Among the other issues on which the three Agencies sought comments were the following:
- Whether a plan issuer or carrier should be required to provide a copy of the AEOB that was furnished to the individual to the provider or facility that provided the GFE to the plan, issuer, or carrier.
- What burdens or barriers would be placed on plans, issuers, and carriers if they implemented a provision of the relevant laws permitting individuals to make a request for an AEOB directly to a plan, issuer, or carrier?
- What approaches should be considered when proposing requirements for AEOBs and GFEs that take account of secondary and tertiary payers and unique benefit designs, such as account-based plans?
- Whether a diagnosis code should be required for the calculation of the AEOB.
- Whether the provider or facility should verify the individual’s enrollment status in a health plan or coverage for the scheduled (or requested) items or services.
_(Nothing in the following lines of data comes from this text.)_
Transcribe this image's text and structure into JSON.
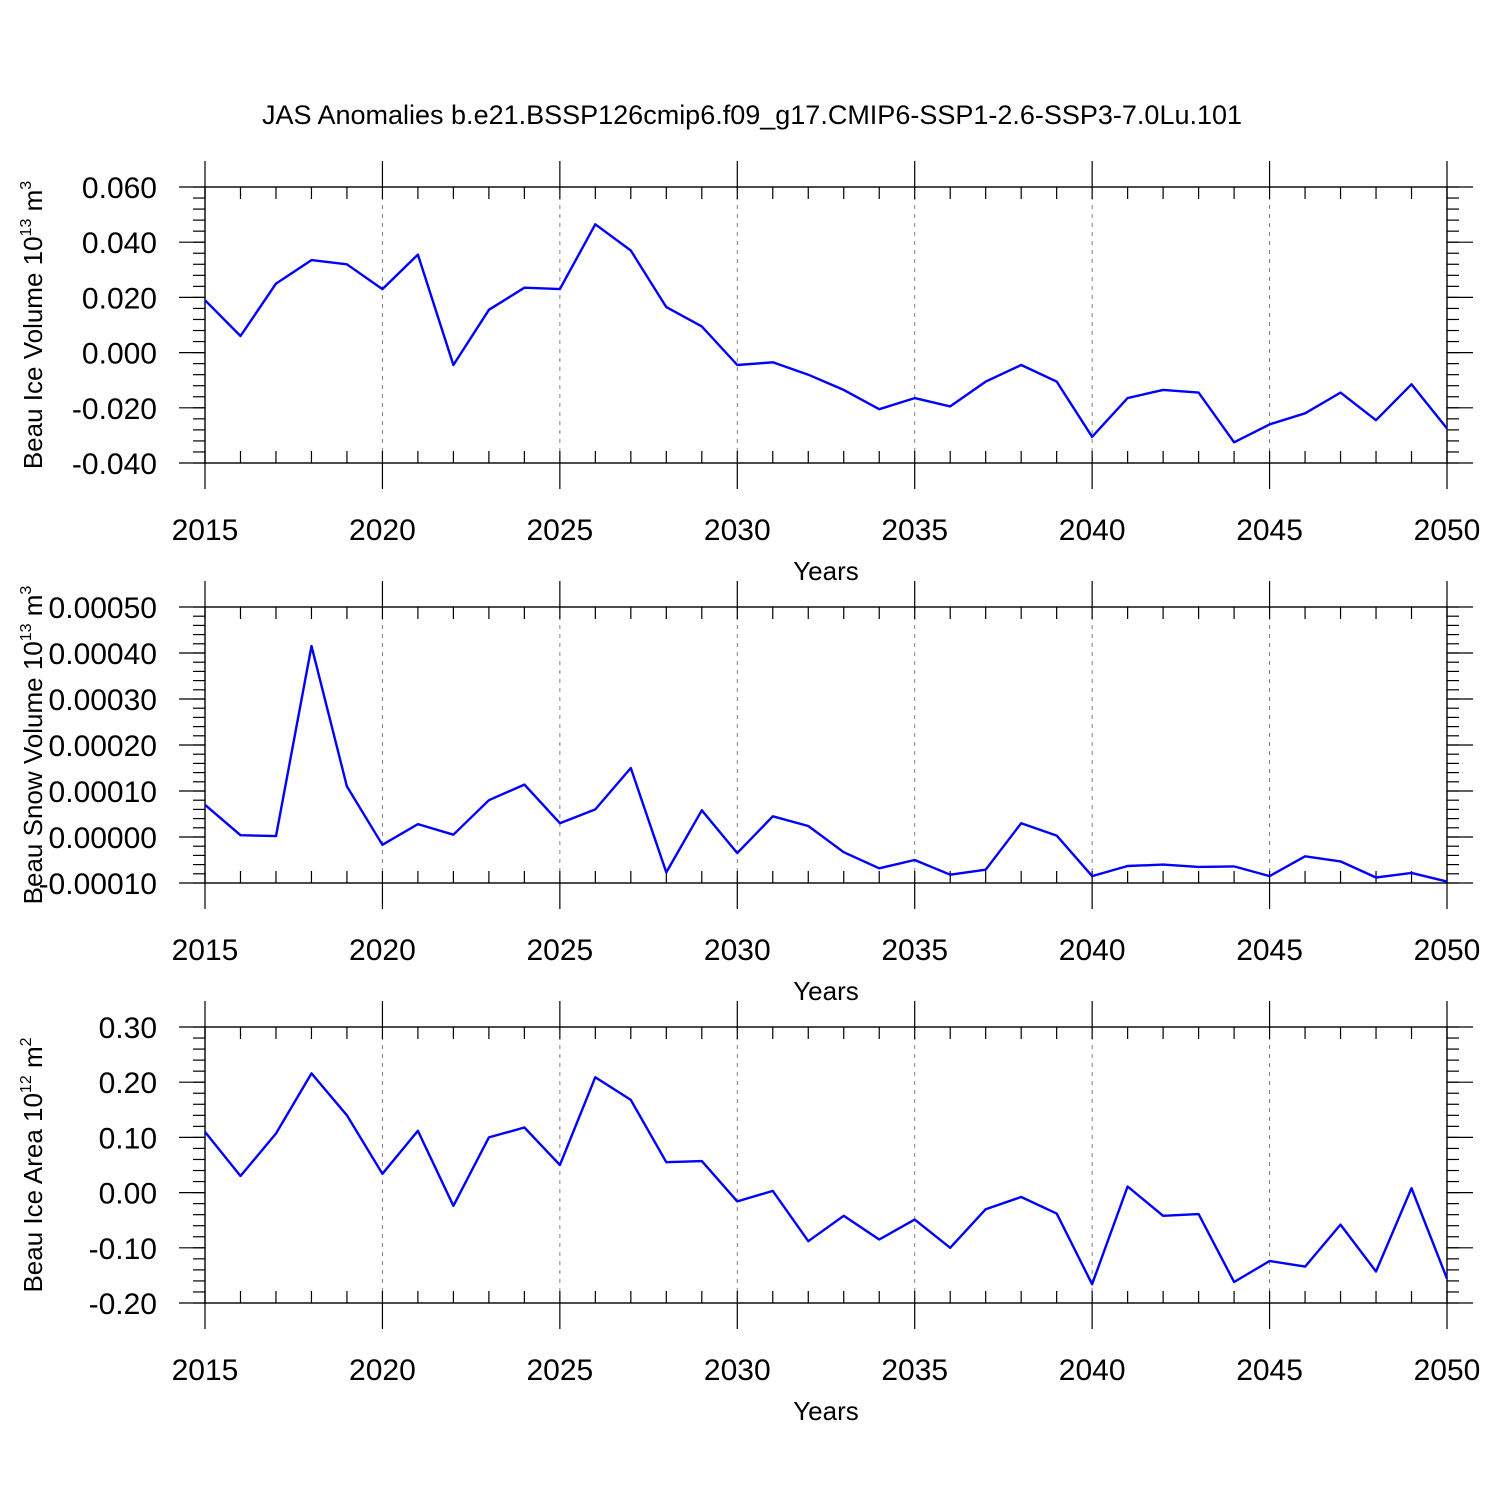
{
  "title": "JAS Anomalies b.e21.BSSP126cmip6.f09_g17.CMIP6-SSP1-2.6-SSP3-7.0Lu.101",
  "line_color": "#0000ff",
  "chart_data": [
    {
      "type": "line",
      "xlabel": "Years",
      "ylabel": {
        "text": "Beau Ice Volume 10",
        "exponent": "13",
        "unit": " m",
        "unit_exponent": "3"
      },
      "xlim": [
        2015,
        2050
      ],
      "ylim": [
        -0.04,
        0.06
      ],
      "x_ticks": [
        2015,
        2020,
        2025,
        2030,
        2035,
        2040,
        2045,
        2050
      ],
      "x_tick_labels": [
        "2015",
        "2020",
        "2025",
        "2030",
        "2035",
        "2040",
        "2045",
        "2050"
      ],
      "y_ticks": [
        -0.04,
        -0.02,
        0.0,
        0.02,
        0.04,
        0.06
      ],
      "y_tick_labels": [
        "-0.040",
        "-0.020",
        "0.000",
        "0.020",
        "0.040",
        "0.060"
      ],
      "x_minor_step": 1,
      "y_minor_step": 0.004,
      "grid": "vertical dashed at labeled years",
      "series": [
        {
          "x": [
            2015,
            2016,
            2017,
            2018,
            2019,
            2020,
            2021,
            2022,
            2023,
            2024,
            2025,
            2026,
            2027,
            2028,
            2029,
            2030,
            2031,
            2032,
            2033,
            2034,
            2035,
            2036,
            2037,
            2038,
            2039,
            2040,
            2041,
            2042,
            2043,
            2044,
            2045,
            2046,
            2047,
            2048,
            2049,
            2050
          ],
          "values": [
            0.019,
            0.006,
            0.025,
            0.0335,
            0.032,
            0.023,
            0.0355,
            -0.0045,
            0.0155,
            0.0235,
            0.023,
            0.0465,
            0.037,
            0.0165,
            0.0095,
            -0.0045,
            -0.0035,
            -0.008,
            -0.0135,
            -0.0205,
            -0.0165,
            -0.0195,
            -0.0105,
            -0.0045,
            -0.0105,
            -0.0305,
            -0.0165,
            -0.0135,
            -0.0145,
            -0.0325,
            -0.026,
            -0.022,
            -0.0145,
            -0.0245,
            -0.0115,
            -0.0275
          ]
        }
      ]
    },
    {
      "type": "line",
      "xlabel": "Years",
      "ylabel": {
        "text": "Beau Snow Volume 10",
        "exponent": "13",
        "unit": " m",
        "unit_exponent": "3"
      },
      "xlim": [
        2015,
        2050
      ],
      "ylim": [
        -0.0001,
        0.0005
      ],
      "x_ticks": [
        2015,
        2020,
        2025,
        2030,
        2035,
        2040,
        2045,
        2050
      ],
      "x_tick_labels": [
        "2015",
        "2020",
        "2025",
        "2030",
        "2035",
        "2040",
        "2045",
        "2050"
      ],
      "y_ticks": [
        -0.0001,
        0.0,
        0.0001,
        0.0002,
        0.0003,
        0.0004,
        0.0005
      ],
      "y_tick_labels": [
        "-0.00010",
        "0.00000",
        "0.00010",
        "0.00020",
        "0.00030",
        "0.00040",
        "0.00050"
      ],
      "x_minor_step": 1,
      "y_minor_step": 2e-05,
      "grid": "vertical dashed at labeled years",
      "series": [
        {
          "x": [
            2015,
            2016,
            2017,
            2018,
            2019,
            2020,
            2021,
            2022,
            2023,
            2024,
            2025,
            2026,
            2027,
            2028,
            2029,
            2030,
            2031,
            2032,
            2033,
            2034,
            2035,
            2036,
            2037,
            2038,
            2039,
            2040,
            2041,
            2042,
            2043,
            2044,
            2045,
            2046,
            2047,
            2048,
            2049,
            2050
          ],
          "values": [
            7e-05,
            4e-06,
            2e-06,
            0.000415,
            0.00011,
            -1.7e-05,
            2.8e-05,
            5e-06,
            8e-05,
            0.000114,
            3e-05,
            6e-05,
            0.00015,
            -7.7e-05,
            5.8e-05,
            -3.5e-05,
            4.5e-05,
            2.4e-05,
            -3.3e-05,
            -6.8e-05,
            -5e-05,
            -8.2e-05,
            -7.1e-05,
            3e-05,
            3e-06,
            -8.5e-05,
            -6.3e-05,
            -6e-05,
            -6.5e-05,
            -6.4e-05,
            -8.5e-05,
            -4.2e-05,
            -5.3e-05,
            -8.8e-05,
            -7.8e-05,
            -9.7e-05
          ]
        }
      ]
    },
    {
      "type": "line",
      "xlabel": "Years",
      "ylabel": {
        "text": "Beau Ice Area 10",
        "exponent": "12",
        "unit": " m",
        "unit_exponent": "2"
      },
      "xlim": [
        2015,
        2050
      ],
      "ylim": [
        -0.2,
        0.3
      ],
      "x_ticks": [
        2015,
        2020,
        2025,
        2030,
        2035,
        2040,
        2045,
        2050
      ],
      "x_tick_labels": [
        "2015",
        "2020",
        "2025",
        "2030",
        "2035",
        "2040",
        "2045",
        "2050"
      ],
      "y_ticks": [
        -0.2,
        -0.1,
        0.0,
        0.1,
        0.2,
        0.3
      ],
      "y_tick_labels": [
        "-0.20",
        "-0.10",
        "0.00",
        "0.10",
        "0.20",
        "0.30"
      ],
      "x_minor_step": 1,
      "y_minor_step": 0.02,
      "grid": "vertical dashed at labeled years",
      "series": [
        {
          "x": [
            2015,
            2016,
            2017,
            2018,
            2019,
            2020,
            2021,
            2022,
            2023,
            2024,
            2025,
            2026,
            2027,
            2028,
            2029,
            2030,
            2031,
            2032,
            2033,
            2034,
            2035,
            2036,
            2037,
            2038,
            2039,
            2040,
            2041,
            2042,
            2043,
            2044,
            2045,
            2046,
            2047,
            2048,
            2049,
            2050
          ],
          "values": [
            0.11,
            0.03,
            0.107,
            0.216,
            0.14,
            0.034,
            0.112,
            -0.024,
            0.1,
            0.118,
            0.05,
            0.209,
            0.168,
            0.055,
            0.057,
            -0.016,
            0.003,
            -0.088,
            -0.042,
            -0.085,
            -0.049,
            -0.1,
            -0.03,
            -0.008,
            -0.038,
            -0.166,
            0.011,
            -0.042,
            -0.039,
            -0.162,
            -0.124,
            -0.134,
            -0.058,
            -0.143,
            0.008,
            -0.156
          ]
        }
      ]
    }
  ]
}
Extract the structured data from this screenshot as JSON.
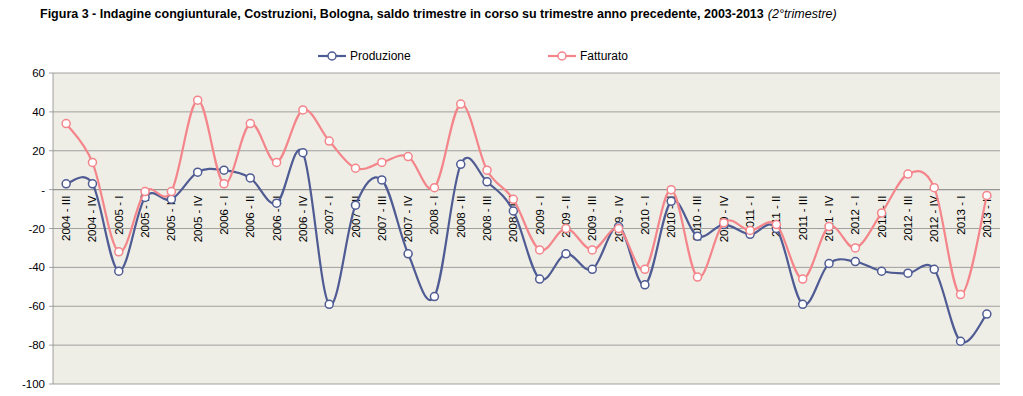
{
  "chart_data": {
    "type": "line",
    "title": "Figura 3 - Indagine congiunturale, Costruzioni, Bologna, saldo trimestre in corso su trimestre anno precedente, 2003-2013",
    "subtitle": "(2°trimestre)",
    "categories": [
      "2004 - III",
      "2004 - IV",
      "2005 - I",
      "2005 - II",
      "2005 - III",
      "2005 - IV",
      "2006 - I",
      "2006 - II",
      "2006 - III",
      "2006 - IV",
      "2007 - I",
      "2007 - II",
      "2007 - III",
      "2007 - IV",
      "2008 - I",
      "2008 - II",
      "2008 - III",
      "2008 - IV",
      "2009 - I",
      "2009 - II",
      "2009 - III",
      "2009 - IV",
      "2010 - I",
      "2010 - II",
      "2010 - III",
      "2010 - IV",
      "2011 - I",
      "2011 - II",
      "2011 - III",
      "2011 - IV",
      "2012 - I",
      "2012 - II",
      "2012 - III",
      "2012 - IV",
      "2013 - I",
      "2013 - II"
    ],
    "series": [
      {
        "name": "Produzione",
        "color": "#4f5b93",
        "marker": "circle",
        "values": [
          3,
          3,
          -42,
          -4,
          -5,
          9,
          10,
          6,
          -7,
          19,
          -59,
          -8,
          5,
          -33,
          -55,
          13,
          4,
          -11,
          -46,
          -33,
          -41,
          -19,
          -49,
          -6,
          -24,
          -18,
          -23,
          -20,
          -59,
          -38,
          -37,
          -42,
          -43,
          -41,
          -78,
          -64
        ]
      },
      {
        "name": "Fatturato",
        "color": "#f4858a",
        "marker": "circle",
        "values": [
          34,
          14,
          -32,
          -1,
          -1,
          46,
          3,
          34,
          14,
          41,
          25,
          11,
          14,
          17,
          1,
          44,
          10,
          -5,
          -31,
          -20,
          -31,
          -20,
          -41,
          0,
          -45,
          -17,
          -21,
          -18,
          -46,
          -19,
          -30,
          -12,
          8,
          1,
          -54,
          -3
        ]
      }
    ],
    "ylim": [
      -100,
      60
    ],
    "yticks": [
      60,
      40,
      20,
      {
        "value": 0,
        "label": "-"
      },
      -20,
      -40,
      -60,
      -80,
      -100
    ],
    "grid": true,
    "legend": "top"
  }
}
A request by government agencies for comments on a particular issue or issues is not always the first step in the issuance of regulatory guidance, but the request does indicate the type of difficult implementation issues that the three Agencies, as well as the Office of Personnel Management, are presently interested in addressing in some fashion. It will be interesting to see what comments the Agencies receive, and what regulations result from their inquiry. Regardless, it is clear that the Administration is prioritizing advance cost estimate disclosures so that all Americans can make informed decisions regarding health care, especially those in marginalized populations.